SG: Well, it is going to be a lot harder for me to avoid math and science classes here than it was at Michigan! No, kidding aside, I think that I am going to have to take some more core courses as an upperclassman than if I had come to the U of C as a first-year, but it is nothing I am overly concerned about. I actually think that the core curriculum is one of the most impressive things about the U of C. Even though there are certain departments in which I probably wouldn't take classes on my own accord, I think that the Core gives you such a broad-based, complete education.
CM: What classes or genre of classes are you looking forward to taking at the U of C?
SG: I am planning on majoring in art history, so obviously I am excited about taking those classes. I am really looking forward to taking a course in economics, because it is such a great department at the U of C.
CM: In what extracurricular activities did you participate while at Michigan? Do you plan to continue your involvement at the U of C?
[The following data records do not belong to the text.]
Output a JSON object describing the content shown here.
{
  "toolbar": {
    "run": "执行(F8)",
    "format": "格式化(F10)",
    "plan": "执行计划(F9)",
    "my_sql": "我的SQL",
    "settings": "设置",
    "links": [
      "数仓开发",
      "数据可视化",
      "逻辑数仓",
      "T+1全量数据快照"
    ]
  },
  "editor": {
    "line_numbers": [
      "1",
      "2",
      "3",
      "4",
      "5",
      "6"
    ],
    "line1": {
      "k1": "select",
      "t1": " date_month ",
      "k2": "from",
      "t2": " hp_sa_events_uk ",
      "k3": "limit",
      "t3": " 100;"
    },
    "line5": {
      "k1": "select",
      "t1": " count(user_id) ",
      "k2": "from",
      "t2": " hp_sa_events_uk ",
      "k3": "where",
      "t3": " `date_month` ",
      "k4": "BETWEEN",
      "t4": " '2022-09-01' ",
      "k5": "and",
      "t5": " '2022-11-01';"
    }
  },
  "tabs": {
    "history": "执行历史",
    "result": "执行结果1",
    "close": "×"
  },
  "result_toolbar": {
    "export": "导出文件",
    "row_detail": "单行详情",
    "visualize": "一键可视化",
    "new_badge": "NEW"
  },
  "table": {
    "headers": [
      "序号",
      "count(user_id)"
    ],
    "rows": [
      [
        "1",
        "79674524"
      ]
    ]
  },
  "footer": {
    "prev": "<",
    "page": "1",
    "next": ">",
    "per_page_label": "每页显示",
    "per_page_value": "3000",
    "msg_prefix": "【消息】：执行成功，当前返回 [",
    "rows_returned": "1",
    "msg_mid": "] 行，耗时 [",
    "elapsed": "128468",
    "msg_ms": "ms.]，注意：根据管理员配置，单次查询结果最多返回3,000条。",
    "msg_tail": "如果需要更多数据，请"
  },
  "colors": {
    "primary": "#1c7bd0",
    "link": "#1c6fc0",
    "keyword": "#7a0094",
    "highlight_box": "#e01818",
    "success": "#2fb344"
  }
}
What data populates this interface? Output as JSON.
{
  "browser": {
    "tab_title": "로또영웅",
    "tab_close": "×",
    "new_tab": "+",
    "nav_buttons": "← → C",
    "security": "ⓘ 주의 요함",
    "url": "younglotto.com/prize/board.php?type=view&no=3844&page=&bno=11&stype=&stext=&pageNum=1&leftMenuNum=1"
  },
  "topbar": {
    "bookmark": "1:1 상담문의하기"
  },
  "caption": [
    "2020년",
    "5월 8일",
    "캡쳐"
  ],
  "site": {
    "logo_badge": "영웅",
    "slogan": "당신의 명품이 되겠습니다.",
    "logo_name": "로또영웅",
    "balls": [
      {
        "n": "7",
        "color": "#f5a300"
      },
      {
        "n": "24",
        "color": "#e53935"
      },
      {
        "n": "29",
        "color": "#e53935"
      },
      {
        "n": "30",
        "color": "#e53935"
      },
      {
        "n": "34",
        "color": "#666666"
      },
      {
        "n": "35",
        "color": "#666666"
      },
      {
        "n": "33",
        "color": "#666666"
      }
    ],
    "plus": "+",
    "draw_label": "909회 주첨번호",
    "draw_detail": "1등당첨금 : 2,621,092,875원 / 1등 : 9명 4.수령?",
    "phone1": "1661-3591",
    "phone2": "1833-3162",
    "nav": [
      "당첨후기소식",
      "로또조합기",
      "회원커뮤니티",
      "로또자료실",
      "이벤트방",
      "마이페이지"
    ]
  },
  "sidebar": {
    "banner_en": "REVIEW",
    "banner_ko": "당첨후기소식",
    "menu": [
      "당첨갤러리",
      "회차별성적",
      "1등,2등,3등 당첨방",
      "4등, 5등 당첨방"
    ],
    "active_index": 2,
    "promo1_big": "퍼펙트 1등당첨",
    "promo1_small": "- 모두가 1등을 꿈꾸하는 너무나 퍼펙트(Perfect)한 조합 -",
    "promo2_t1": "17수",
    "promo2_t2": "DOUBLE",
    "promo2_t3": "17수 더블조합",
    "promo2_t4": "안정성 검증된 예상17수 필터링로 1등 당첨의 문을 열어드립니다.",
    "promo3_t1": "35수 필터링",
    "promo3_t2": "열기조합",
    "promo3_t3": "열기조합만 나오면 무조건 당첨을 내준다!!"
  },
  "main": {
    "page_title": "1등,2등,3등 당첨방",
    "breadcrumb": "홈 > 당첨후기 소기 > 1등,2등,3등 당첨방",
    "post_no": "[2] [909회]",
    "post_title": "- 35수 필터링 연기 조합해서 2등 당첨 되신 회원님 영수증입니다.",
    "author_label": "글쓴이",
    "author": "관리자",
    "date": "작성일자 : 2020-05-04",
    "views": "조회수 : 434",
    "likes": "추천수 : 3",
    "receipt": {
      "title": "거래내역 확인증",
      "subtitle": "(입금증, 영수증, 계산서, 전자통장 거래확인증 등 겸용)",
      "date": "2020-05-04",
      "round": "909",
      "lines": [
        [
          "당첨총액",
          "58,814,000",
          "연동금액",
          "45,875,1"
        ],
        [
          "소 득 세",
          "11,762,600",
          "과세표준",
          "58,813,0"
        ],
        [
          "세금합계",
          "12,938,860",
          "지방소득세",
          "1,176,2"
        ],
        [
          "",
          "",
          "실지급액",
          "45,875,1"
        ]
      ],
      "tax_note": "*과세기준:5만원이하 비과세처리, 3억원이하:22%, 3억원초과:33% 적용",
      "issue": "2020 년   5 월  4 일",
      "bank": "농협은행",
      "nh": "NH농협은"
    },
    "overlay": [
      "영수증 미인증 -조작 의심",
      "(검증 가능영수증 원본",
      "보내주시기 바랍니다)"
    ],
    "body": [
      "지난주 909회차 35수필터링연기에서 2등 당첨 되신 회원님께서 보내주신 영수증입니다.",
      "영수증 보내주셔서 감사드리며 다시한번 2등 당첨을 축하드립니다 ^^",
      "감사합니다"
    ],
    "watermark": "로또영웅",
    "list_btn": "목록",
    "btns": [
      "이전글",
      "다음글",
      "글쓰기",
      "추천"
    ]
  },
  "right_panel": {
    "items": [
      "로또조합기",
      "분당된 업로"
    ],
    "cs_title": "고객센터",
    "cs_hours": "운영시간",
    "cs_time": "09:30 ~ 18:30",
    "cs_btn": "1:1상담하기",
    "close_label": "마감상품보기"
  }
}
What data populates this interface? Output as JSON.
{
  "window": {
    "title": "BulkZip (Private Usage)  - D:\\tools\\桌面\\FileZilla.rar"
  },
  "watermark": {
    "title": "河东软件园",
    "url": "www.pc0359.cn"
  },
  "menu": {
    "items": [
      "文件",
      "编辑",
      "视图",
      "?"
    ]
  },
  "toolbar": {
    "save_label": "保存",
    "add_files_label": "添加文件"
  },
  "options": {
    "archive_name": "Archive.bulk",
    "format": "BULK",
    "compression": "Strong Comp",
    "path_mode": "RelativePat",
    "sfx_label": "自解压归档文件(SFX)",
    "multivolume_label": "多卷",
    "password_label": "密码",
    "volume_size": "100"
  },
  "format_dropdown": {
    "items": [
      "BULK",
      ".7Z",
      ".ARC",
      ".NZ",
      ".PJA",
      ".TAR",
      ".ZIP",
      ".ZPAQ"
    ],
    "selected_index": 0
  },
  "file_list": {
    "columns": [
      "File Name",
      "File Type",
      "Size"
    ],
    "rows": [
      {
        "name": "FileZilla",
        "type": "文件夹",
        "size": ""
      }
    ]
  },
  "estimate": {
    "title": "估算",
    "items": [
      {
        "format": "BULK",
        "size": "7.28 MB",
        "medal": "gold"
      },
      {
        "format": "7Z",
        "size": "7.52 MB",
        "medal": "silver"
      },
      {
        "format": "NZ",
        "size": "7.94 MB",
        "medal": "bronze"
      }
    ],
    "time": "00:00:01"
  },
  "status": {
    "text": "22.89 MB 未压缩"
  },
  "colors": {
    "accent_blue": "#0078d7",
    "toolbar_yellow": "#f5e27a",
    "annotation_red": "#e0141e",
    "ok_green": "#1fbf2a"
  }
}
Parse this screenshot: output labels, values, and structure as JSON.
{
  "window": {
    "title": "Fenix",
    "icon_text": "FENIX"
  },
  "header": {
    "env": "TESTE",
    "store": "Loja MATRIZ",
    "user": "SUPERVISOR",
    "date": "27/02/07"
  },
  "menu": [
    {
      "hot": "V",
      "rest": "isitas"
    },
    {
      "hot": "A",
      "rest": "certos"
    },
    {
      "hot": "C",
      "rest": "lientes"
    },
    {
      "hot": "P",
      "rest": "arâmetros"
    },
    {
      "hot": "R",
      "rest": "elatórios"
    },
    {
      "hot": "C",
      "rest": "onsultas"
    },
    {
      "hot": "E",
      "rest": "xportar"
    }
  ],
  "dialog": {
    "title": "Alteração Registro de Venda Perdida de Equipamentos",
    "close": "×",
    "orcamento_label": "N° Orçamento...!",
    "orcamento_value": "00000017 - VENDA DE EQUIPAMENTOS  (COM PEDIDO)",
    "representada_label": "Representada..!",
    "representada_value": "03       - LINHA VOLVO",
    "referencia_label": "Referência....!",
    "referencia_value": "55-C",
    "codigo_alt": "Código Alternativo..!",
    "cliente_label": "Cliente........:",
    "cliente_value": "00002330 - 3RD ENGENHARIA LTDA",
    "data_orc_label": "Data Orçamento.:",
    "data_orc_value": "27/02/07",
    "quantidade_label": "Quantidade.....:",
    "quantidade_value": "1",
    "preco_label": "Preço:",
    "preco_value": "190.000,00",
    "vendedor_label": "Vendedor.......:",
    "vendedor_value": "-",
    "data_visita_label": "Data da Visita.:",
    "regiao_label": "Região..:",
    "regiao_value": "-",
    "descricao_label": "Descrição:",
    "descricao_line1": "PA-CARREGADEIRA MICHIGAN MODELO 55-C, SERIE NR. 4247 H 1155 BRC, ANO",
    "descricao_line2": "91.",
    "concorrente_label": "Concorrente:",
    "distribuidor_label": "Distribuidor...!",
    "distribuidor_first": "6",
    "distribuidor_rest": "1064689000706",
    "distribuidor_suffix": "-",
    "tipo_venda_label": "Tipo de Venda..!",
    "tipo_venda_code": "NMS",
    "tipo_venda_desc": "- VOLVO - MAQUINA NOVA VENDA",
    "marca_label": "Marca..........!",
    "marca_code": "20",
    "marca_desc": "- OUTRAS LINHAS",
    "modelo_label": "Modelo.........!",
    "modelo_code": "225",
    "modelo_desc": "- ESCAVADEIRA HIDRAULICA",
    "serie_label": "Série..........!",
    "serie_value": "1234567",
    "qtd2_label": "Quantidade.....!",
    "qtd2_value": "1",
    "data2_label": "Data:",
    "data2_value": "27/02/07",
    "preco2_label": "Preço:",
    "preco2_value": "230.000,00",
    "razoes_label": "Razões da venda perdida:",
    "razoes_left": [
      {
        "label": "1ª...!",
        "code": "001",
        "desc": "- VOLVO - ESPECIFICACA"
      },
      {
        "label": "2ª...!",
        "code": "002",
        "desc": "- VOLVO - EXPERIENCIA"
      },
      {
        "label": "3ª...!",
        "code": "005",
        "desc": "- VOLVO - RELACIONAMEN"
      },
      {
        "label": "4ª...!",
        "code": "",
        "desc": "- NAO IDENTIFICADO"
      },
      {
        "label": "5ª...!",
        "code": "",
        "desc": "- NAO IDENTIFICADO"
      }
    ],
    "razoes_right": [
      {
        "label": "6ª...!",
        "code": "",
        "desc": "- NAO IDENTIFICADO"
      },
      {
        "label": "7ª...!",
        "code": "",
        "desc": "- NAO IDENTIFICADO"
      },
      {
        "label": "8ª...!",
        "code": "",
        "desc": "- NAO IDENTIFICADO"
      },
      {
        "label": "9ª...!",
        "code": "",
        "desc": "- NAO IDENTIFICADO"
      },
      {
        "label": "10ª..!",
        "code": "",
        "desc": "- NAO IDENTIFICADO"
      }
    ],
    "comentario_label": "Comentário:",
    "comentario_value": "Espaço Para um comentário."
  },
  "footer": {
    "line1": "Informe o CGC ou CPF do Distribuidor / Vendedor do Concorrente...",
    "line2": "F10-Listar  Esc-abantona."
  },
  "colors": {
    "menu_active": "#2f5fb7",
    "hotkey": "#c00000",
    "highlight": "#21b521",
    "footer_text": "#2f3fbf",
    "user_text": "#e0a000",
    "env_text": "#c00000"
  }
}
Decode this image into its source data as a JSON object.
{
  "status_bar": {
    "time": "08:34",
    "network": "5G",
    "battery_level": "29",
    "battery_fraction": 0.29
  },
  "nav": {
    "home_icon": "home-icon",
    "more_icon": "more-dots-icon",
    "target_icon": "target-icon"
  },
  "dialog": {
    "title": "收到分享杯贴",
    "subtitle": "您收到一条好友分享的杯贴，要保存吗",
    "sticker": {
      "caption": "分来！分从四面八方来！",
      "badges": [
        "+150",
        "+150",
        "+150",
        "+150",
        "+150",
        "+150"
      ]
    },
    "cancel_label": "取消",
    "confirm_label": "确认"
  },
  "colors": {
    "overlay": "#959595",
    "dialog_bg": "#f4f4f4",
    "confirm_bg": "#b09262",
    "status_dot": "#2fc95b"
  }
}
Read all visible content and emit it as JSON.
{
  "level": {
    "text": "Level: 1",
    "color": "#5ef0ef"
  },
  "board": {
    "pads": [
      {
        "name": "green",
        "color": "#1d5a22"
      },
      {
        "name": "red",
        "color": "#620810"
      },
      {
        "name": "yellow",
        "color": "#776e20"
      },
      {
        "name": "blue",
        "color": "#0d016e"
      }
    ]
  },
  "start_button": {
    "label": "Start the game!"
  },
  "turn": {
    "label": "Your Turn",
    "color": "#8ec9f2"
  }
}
SG: At Michigan, I was involved in College Democrats and Voice Your Vote, which is a non-partisan voting rights group. I also wrote a few reviews of concerts at local venues for The Michigan Daily, the student newspaper. I am definitely planning on continuing those activities at the U of C. I also pledged a sorority at Michigan, but my house doesn't have a chapter at the U of C.
CM: The reputation for the social scene at a Big Ten school like U of M is very different from the reputation of the social scene at the U of C. Does this make you nervous at all?
SG: I wouldn't say that the U of C's reputation for its social scene (or lack thereof) makes me nervous, but it was definitely something I thought about when I was deciding about coming here. In the end, I wasn't looking for a party schoolthat was what I was transferring out of. I had a terrific time when I visited the U of C last fall and I have heard stories from friends here that definitely dispel the rumor that this is "where fun goes to die."